Steven Shawn Marshall appeals the district court's order denying his 18 U.S.C. § 3582(c)(2) (2012) motion for a sentence reduction under Amendment 782 to the Sentencing Guidelines. Finding no error, we affirm.
A district court may reduce the sentence of a defendant who was sentenced to a term of imprisonment based on a Sentencing Guidelines range subsequently lowered by the Sentencing Commission. United States v. Smalls, 720 F.3d 193, 195 (4th Cir. 2013). “Whether to reduce a sentence and to what extent is a matter within the district court's discretion.” Id. “We review a district court's grant or denial of a [18 U.S.C.] § 3582(c)(2) motion for abuse of discretion.” Id.
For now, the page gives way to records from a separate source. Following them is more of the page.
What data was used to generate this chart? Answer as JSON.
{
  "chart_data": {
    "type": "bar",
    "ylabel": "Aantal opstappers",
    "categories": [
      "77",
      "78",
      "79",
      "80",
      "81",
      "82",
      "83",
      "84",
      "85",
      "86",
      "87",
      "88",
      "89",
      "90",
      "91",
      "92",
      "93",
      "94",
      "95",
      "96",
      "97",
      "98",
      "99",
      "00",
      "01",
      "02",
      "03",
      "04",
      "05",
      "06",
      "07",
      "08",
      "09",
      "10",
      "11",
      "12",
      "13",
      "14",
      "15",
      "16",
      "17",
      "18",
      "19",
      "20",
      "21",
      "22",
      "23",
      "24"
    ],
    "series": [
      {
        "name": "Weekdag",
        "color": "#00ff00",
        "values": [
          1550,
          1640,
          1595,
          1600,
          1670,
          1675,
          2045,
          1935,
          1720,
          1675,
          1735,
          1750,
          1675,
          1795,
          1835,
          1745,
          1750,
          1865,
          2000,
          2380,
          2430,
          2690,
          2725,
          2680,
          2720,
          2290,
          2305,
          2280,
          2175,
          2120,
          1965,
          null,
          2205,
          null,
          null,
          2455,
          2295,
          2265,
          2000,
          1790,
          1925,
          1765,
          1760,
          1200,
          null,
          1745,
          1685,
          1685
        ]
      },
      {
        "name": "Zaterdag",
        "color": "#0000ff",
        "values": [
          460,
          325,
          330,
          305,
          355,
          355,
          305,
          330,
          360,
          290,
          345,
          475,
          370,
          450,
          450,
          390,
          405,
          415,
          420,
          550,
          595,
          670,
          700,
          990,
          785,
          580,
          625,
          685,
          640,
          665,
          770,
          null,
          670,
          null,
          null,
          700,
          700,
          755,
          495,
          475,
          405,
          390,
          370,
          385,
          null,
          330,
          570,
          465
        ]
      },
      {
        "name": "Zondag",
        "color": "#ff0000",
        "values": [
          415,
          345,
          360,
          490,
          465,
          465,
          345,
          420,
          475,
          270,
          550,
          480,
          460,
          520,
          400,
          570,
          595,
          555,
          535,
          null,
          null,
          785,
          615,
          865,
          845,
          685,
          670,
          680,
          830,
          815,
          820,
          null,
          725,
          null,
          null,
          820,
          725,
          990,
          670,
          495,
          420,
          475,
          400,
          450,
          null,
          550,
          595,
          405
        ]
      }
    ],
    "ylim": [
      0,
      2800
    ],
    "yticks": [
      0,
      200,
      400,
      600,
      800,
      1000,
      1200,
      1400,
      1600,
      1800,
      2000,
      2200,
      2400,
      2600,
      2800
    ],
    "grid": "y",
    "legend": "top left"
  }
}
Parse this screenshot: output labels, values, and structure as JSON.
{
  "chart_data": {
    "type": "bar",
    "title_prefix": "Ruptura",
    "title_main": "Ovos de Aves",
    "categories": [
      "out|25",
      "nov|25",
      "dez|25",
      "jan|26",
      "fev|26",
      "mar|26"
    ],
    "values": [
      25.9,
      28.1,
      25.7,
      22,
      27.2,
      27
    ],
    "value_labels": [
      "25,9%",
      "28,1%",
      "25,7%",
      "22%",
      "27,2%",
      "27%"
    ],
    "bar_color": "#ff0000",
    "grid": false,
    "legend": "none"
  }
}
In determining whether to reduce a defendant's sentence, the court must consider the applicable 18 U.S.C. § 3553(a) (2012) factors and whether a reduction would pose a danger to any person or the community, and may also consider the defendant's post-sentencing conduct. Id.; see U.S. Sentencing Guidelines Manual § 1B1.10 p.s. cmt. 1(B)(i)-(iii) (2014).
“[A]bsent a contrary indication, we presume a district court deciding a § 3582(c)(2) motion has considered the 18 U.S.C. § 3553(a) factors and other pertinent matters before it.” Smalls, 720 F.3d at 195-96 (internal quotation marks omitted); United States v. Legree, 205 F.3d 724, 728-29 (4th Cir. 2000). Contrary to Marshall's assertion, we conclude that, although the district court's order denying the motion was relatively brief, the court adequately considered the § 3553(a) factors, public safety, and Marshall's post-sentencing conduct. We discern no abuse of discretion in the court's decision to deny Marshall's motion. Accordingly, we affirm the district court's order.
We dispense with oral argument because the facts and legal contentions are adequately presented in the materials before this court and argument would not aid the decisional process.
AFFIRMED
PER CURIAM
Affirmed by unpublished per curiam opinion. Unpublished opinions are not binding precedent in this circuit.